WASHINGTON, July 8,2013 — Mars Exploration Rover-2 (MER-2), popularly known as Opportunity, was successfully launched a decade ago on July 7, 2003 and was intended to have an operating life of about three months.
While it didn’t reach the great Red Planet until January of 2004, it’s a monumental feat that the Opportunity rover has superseded its operational expectancy by more than nine years, and is still in action trudging along and exploring one of Earth’s closest planetary neighbors.
The rover is not exactly a machine built for speed, having traveled a grueling 22 miles across the Mars surface during its more than nine years of exploration. Even so, the slow moving pace of the rover hasn’t prevented it from landing in the world records book.
In fact, in May of this year Opportunity surpassed the U.S. off-Earth driving record that had previously been held by the Apollo 17 moon rover.

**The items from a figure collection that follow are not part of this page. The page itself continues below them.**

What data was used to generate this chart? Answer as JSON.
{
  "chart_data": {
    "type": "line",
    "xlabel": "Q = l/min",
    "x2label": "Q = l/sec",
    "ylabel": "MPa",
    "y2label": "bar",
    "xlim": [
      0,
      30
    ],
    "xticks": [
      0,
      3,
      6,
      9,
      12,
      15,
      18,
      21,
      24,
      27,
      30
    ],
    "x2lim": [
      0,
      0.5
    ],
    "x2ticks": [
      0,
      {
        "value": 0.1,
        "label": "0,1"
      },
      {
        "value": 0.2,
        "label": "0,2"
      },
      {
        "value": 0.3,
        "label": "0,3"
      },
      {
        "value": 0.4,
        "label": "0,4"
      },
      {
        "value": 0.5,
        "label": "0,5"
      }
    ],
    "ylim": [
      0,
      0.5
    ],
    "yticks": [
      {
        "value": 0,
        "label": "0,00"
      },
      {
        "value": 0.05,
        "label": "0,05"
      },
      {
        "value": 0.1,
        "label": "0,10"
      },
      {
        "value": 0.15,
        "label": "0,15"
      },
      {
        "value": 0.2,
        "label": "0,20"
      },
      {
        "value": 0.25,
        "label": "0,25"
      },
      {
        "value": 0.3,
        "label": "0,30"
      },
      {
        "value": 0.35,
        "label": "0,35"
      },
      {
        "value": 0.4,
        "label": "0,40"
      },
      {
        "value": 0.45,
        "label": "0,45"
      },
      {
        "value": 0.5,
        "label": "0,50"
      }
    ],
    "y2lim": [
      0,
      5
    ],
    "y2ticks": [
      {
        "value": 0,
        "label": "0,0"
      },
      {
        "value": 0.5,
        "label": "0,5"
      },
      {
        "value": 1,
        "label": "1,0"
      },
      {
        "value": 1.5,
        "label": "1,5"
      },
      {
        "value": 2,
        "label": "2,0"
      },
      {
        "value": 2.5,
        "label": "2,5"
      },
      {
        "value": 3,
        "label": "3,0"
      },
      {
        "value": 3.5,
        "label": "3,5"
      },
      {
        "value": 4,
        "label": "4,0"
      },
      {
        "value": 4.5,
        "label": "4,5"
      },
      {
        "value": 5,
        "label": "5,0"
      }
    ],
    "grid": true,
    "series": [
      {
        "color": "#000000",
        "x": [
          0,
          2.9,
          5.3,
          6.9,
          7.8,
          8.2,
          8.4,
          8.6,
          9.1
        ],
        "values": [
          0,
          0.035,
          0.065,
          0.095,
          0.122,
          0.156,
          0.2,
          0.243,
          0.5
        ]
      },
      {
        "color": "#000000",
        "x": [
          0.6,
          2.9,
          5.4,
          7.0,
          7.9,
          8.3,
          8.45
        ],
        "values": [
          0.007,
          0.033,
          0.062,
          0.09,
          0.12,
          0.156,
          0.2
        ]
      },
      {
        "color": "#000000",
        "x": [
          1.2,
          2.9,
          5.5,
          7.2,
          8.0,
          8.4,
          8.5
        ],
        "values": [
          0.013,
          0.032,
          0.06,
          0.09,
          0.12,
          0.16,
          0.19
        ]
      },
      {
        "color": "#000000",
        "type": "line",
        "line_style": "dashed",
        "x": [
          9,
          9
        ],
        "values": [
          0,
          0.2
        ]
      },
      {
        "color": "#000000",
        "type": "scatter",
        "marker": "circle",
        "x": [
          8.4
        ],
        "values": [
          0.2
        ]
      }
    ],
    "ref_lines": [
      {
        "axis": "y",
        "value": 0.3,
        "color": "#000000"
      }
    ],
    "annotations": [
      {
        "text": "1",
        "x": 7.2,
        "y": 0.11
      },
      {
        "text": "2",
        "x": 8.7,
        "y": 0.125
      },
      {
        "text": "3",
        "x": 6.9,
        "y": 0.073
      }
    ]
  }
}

Astronaut Gene Cernan, on learning the Opportunity rover had surpassed his Apollo 17 moon rover driving record said, “The record we established with a roving vehicle was made to be broken, and I’m excited and proud to be able to pass the torch to Opportunity.”
According to NASA, the purpose of the mission to Mars and the overall objective of Opportunity was to search for answers “about the history of water on Mars.” The rover was in luck, as NASA explains: “Opportunity hit the jackpot early. It landed close to a thin outcrop of rocks. Within two months, its versatile science instruments found evidence in those rocks that a body of salty water deep enough to splash in once flowed gently over the area.”
Opportunity continues to move forward and send back critical information about Mars. Not all of the Red Planet’s secrets have been revealed, but Opportunity keeps inching onward, trucking along more than nine years later, which in and of itself is an impressive accomplishment.